"And the LORD said to Moses, “Cut two tablets of stone like the first ones, and I will write on these tablets the words that were on the first tablets which you broke” (Ex. 34:1).
God directed Moses to prepare a new set of tablets after the first had been broken because of Israel’s idolatry. Previously, God Himself had provided the tables and written on them. But for the replacements, Moses had to hew out the tables, and God only wrote upon them. God used man’s efforts as His means to deliver His holy, inerrant Word. Following the Fall, God used the ministry of prophets to bring His revelation to sinners. Through the Scriptures, which have been delivered by men, sinners can now know God’s will. But the writing is still God’s, though He uses human agents, for all Scripture is given by the inspiration of God. Further, only God can write His law on the heart (Jer. 31:33).
One thing that we need to observe from this passage is that God, being reconciled to Israel through the intercession of Moses (a pre-figure of Christ), ordered the tables to be renewed. This reminds us that, even under the Gospel of peace and reconciliation by Christ, the moral law remains the standard for our lives. Though we are saved in Christ, we are obligated to obey the law of God. Christ has redeemed us from the curse of the law, but not from the command of it. The moral law still speaks with authority today. When our Savior, in His Sermon on the Mount, expounded the moral law and vindicated it from the corruption with which the scribes and Pharisees had twisted it (Matt. 5:19), in effect He renewed the tables, reducing the law to its primitive sense and intention.

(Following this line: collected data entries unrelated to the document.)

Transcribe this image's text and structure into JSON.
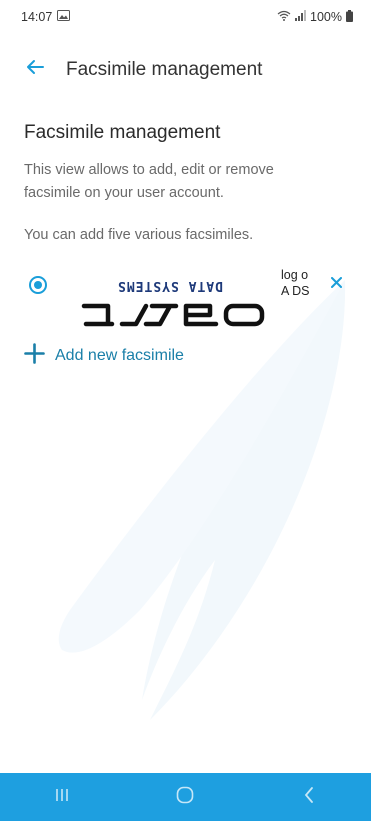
{
  "status_bar": {
    "time": "14:07",
    "battery": "100%",
    "icons": [
      "gallery-icon",
      "wifi-icon",
      "signal-icon",
      "battery-icon"
    ]
  },
  "app_bar": {
    "back_icon": "back-arrow-icon",
    "title": "Facsimile management"
  },
  "content": {
    "heading": "Facsimile management",
    "description": "This view allows to add, edit or remove facsimile on your user account.",
    "info": "You can add five various facsimiles."
  },
  "facsimiles": [
    {
      "selected": true,
      "logo_text_top": "DATA SYSTEMS",
      "logo_wordmark": "asseco",
      "caption": "log o A DS",
      "remove_icon": "close-icon"
    }
  ],
  "add_button": {
    "label": "Add new facsimile",
    "icon": "plus-icon"
  },
  "nav_bar": {
    "buttons": [
      "recent-apps-icon",
      "home-icon",
      "back-icon"
    ]
  },
  "colors": {
    "accent": "#1a9ed9",
    "add_text": "#1a7fa8",
    "nav_bar": "#1e9fe0",
    "watermark": "#f2f8fc"
  }
}
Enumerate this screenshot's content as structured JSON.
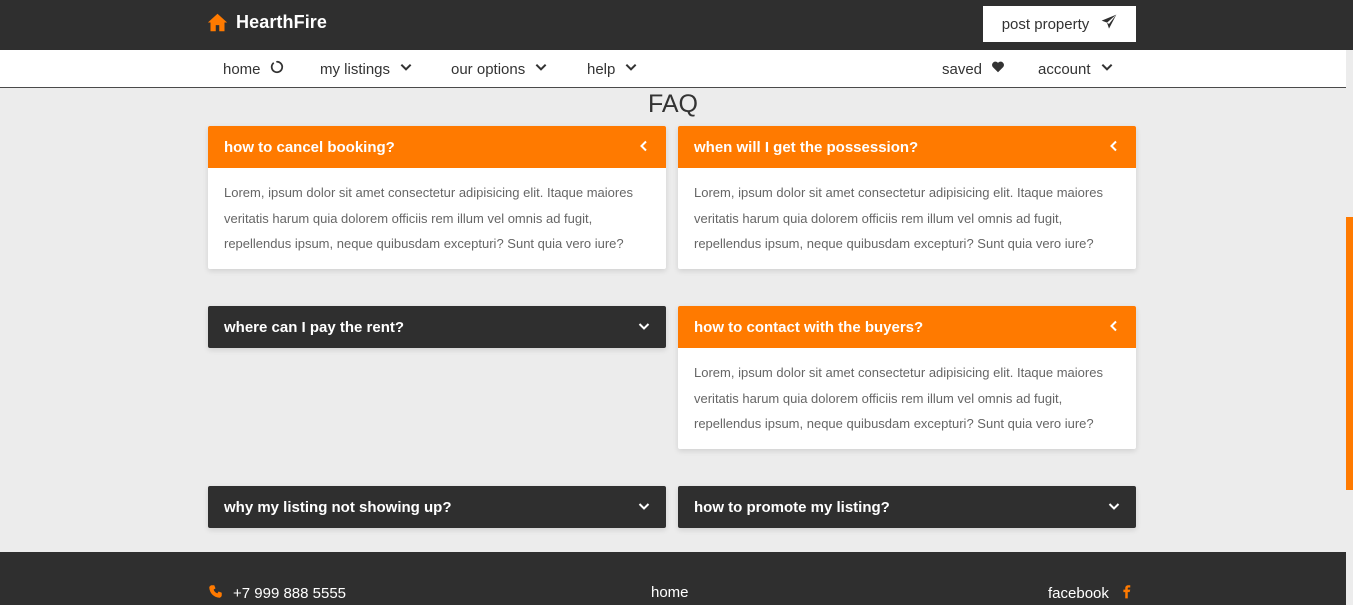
{
  "header": {
    "brand": "HearthFire",
    "post_button": "post property"
  },
  "nav": {
    "home": "home",
    "my_listings": "my listings",
    "our_options": "our options",
    "help": "help",
    "saved": "saved",
    "account": "account"
  },
  "faq_title": "FAQ",
  "faqs": [
    {
      "question": "how to cancel booking?",
      "answer": "Lorem, ipsum dolor sit amet consectetur adipisicing elit. Itaque maiores veritatis harum quia dolorem officiis rem illum vel omnis ad fugit, repellendus ipsum, neque quibusdam excepturi? Sunt quia vero iure?",
      "open": true
    },
    {
      "question": "when will I get the possession?",
      "answer": "Lorem, ipsum dolor sit amet consectetur adipisicing elit. Itaque maiores veritatis harum quia dolorem officiis rem illum vel omnis ad fugit, repellendus ipsum, neque quibusdam excepturi? Sunt quia vero iure?",
      "open": true
    },
    {
      "question": "where can I pay the rent?",
      "open": false
    },
    {
      "question": "how to contact with the buyers?",
      "answer": "Lorem, ipsum dolor sit amet consectetur adipisicing elit. Itaque maiores veritatis harum quia dolorem officiis rem illum vel omnis ad fugit, repellendus ipsum, neque quibusdam excepturi? Sunt quia vero iure?",
      "open": true
    },
    {
      "question": "why my listing not showing up?",
      "open": false
    },
    {
      "question": "how to promote my listing?",
      "open": false
    }
  ],
  "footer": {
    "phone": "+7 999 888 5555",
    "home": "home",
    "facebook": "facebook"
  },
  "colors": {
    "accent": "#ff7a00",
    "dark": "#2f2f2f",
    "background": "#ececec"
  },
  "icons": {
    "brand": "house-icon",
    "post": "paper-plane-icon",
    "home": "circle-notch-icon",
    "dropdown": "chevron-down-icon",
    "saved": "heart-icon",
    "faq_open": "chevron-left-icon",
    "faq_closed": "chevron-down-icon",
    "phone": "phone-icon",
    "facebook": "facebook-f-icon"
  }
}
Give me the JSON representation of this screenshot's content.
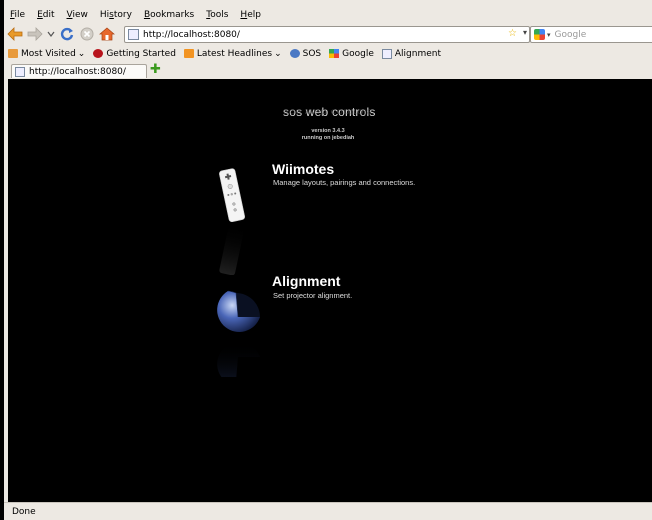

The best evidence of the pardon of sin and peace with God is the writing of the law in the heart. The first token God gave of His reconciliation to Israel was the renewing of the tables of the Law, thus the first article of the new covenant is “I will write My law in their heart” (Heb. 8:10), and it follows, “for I will be merciful to their unrighteousness.” The heart that has the law of God written on it loves God’s law. It wants to obey the will of Christ and delights in doing it, though the sin nature opposes it. Jesus Christ said that, if you love Him, you will obey His commandments. He also said that you will know a tree by its fruit—the fruit of a holy and righteous life, of the marks of the Spirit, and of love for one another. With a renewed heart and by the Spirit’s power, we now have the freedom to obey God’s good and holy law.
What is your attitude toward the law of God? Do you love it, or do you resent it and oppose it? Do you want to obey it, or do you think that it doesn’t matter whether you obey it or not? Do you think the Christian is obligated to obey the moral law of God?